As long as you select a high-quality stock image for use, you can be confident it will look great. You can even choose the image size and file type you want before downloading to ensure your image will work for your purpose. Images for print require a much higher resolution than a social post, for instance, and most stock photo resources offer several versions to choose from based on your needs.
While stock photos can sometimes come off as commonplace, they can be edited and enhanced to look original. This allows you to adapt borrowed content for your specific purposes.
Even though you’re paying for a stock photo, you still have to follow licensing requirements. Some photos can only be used for editorial use and not marketing purposes, so be sure to read the fine print. Using a photo for purposes not covered in the agreement could have costly consequences.
Dime a dozen
There is no exclusivity with stock images, which means competitors could use the same images that you select. This has the potential to undermine your message and make your collateral feel fake or indifferent.

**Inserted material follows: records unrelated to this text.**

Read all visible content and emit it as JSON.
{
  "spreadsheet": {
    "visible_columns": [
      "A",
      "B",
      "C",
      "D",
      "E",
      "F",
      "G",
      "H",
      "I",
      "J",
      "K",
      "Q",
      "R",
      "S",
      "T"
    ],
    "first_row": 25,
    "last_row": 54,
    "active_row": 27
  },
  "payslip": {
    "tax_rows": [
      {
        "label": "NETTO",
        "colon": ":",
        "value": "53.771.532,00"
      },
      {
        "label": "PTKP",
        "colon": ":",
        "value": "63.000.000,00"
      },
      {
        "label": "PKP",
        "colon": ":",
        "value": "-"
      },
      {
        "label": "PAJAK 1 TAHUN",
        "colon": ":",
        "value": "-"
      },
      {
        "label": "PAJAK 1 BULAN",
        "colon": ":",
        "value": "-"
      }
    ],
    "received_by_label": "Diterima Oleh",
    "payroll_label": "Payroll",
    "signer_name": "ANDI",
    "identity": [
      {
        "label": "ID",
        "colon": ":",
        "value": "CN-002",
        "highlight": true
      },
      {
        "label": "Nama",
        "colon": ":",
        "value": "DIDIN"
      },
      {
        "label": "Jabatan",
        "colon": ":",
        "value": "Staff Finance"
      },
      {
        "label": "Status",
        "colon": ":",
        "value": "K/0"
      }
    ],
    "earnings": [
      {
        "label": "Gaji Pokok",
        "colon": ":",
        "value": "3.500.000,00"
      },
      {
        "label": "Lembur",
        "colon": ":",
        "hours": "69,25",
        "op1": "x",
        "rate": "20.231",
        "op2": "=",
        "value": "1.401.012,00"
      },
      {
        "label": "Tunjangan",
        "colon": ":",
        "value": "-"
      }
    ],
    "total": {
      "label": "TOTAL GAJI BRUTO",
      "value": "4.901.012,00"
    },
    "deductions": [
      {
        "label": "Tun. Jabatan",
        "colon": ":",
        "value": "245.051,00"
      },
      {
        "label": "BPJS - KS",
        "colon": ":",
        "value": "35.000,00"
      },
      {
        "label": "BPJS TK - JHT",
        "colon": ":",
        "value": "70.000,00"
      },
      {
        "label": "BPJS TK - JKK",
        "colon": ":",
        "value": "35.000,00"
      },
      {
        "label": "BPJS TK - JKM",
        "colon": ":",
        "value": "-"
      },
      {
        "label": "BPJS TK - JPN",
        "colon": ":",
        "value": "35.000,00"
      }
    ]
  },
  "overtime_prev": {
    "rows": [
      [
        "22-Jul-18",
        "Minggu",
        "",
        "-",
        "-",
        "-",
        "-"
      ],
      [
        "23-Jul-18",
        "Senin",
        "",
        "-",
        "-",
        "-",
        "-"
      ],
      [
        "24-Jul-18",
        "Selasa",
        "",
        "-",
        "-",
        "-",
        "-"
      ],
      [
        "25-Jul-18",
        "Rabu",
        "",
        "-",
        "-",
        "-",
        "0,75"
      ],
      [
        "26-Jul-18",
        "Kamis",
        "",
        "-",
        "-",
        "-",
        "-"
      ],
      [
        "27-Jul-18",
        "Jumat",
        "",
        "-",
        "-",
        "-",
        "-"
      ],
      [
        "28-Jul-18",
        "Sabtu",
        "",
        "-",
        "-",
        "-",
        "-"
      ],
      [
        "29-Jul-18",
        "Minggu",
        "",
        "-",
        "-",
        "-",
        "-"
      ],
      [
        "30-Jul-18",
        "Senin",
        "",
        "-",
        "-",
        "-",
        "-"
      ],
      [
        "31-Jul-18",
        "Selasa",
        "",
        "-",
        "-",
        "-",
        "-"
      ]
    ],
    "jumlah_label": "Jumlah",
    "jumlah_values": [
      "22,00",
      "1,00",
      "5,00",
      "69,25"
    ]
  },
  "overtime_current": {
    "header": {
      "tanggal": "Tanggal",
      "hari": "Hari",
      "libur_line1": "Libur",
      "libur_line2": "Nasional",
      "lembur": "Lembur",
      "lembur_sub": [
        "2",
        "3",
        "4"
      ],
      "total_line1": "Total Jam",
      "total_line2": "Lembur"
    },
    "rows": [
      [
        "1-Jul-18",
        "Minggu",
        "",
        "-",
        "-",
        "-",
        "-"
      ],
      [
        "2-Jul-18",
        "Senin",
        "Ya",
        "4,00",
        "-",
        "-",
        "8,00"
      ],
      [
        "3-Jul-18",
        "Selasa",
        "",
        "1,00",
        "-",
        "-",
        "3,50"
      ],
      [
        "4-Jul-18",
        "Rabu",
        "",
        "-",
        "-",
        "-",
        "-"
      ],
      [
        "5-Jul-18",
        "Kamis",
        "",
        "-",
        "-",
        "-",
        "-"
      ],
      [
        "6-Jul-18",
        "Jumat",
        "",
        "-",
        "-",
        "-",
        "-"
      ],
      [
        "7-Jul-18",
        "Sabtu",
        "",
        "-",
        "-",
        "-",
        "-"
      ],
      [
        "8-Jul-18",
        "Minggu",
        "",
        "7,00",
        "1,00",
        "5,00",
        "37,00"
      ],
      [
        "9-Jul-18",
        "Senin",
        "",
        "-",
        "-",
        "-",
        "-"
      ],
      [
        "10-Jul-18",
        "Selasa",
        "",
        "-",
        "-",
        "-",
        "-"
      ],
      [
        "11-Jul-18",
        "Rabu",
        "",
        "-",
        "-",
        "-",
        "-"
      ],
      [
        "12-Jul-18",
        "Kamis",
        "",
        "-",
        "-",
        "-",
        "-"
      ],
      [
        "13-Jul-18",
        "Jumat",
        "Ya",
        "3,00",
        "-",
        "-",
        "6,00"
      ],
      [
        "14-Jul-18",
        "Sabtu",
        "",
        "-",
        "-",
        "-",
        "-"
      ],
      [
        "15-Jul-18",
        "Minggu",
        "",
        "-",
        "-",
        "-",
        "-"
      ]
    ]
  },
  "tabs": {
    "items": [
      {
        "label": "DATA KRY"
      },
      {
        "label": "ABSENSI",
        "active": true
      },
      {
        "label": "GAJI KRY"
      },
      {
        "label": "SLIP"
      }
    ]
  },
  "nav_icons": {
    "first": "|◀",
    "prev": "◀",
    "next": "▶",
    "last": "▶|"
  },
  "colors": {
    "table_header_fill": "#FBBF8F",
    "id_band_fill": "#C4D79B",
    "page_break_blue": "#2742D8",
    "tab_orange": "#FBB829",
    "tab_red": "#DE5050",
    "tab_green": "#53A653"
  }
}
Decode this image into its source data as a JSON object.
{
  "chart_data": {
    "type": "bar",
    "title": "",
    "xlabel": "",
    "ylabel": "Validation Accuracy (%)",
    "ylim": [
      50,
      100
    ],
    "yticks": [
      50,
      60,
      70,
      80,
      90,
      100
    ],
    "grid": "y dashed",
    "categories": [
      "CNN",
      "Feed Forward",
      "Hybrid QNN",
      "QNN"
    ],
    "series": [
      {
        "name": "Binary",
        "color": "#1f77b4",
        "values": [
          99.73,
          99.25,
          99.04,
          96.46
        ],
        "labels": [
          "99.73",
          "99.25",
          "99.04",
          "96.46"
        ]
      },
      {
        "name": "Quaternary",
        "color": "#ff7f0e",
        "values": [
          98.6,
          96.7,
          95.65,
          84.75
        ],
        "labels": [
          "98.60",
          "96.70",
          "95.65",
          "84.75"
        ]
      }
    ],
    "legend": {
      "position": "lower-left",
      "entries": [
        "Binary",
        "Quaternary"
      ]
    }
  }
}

Stock photos are often spotted for their lack of originality, and sometimes their triteness even errs on being comedic. You’re only granted seconds to capture your audience’s attention, so be mindful of the first impression stock photography makes before implementing it in your marketing, and always strive for something unique.
When to Use Stock Photos
Stock photos could be your best option when you’re pressed for time or need to promote your organization but don’t have the pictures to do so. Just be sure to source your stock photography from a reputable source, and keep in mind that the effectiveness of stock photography depends on how it’s used throughout your marketing content.
When to Avoid Using Stock Photos
Because your website should represent your organization’s personality and brand, it’s opportune to use authentic visuals on this platform. You will more effectively communicate your organization’s culture and philosophy by integrating unique photography featuring your specific associates, performance, and products. Since social media is riddled with stock photos, it’s another platform on which using original photos will likely garner increased attention and engagement by demonstrating the unique personality of your brand.
When used methodically, stock images can practically and powerfully compliment your marketing. But for reasons indicated in this article, you should steer away from relying on stock photos entirely. Consider hiring a photographer to capture a wide range of content that can be used and reused on your organization’s various marketing channels, and invite your associates to submit photos for use on social media, where candid content generates interest and interaction.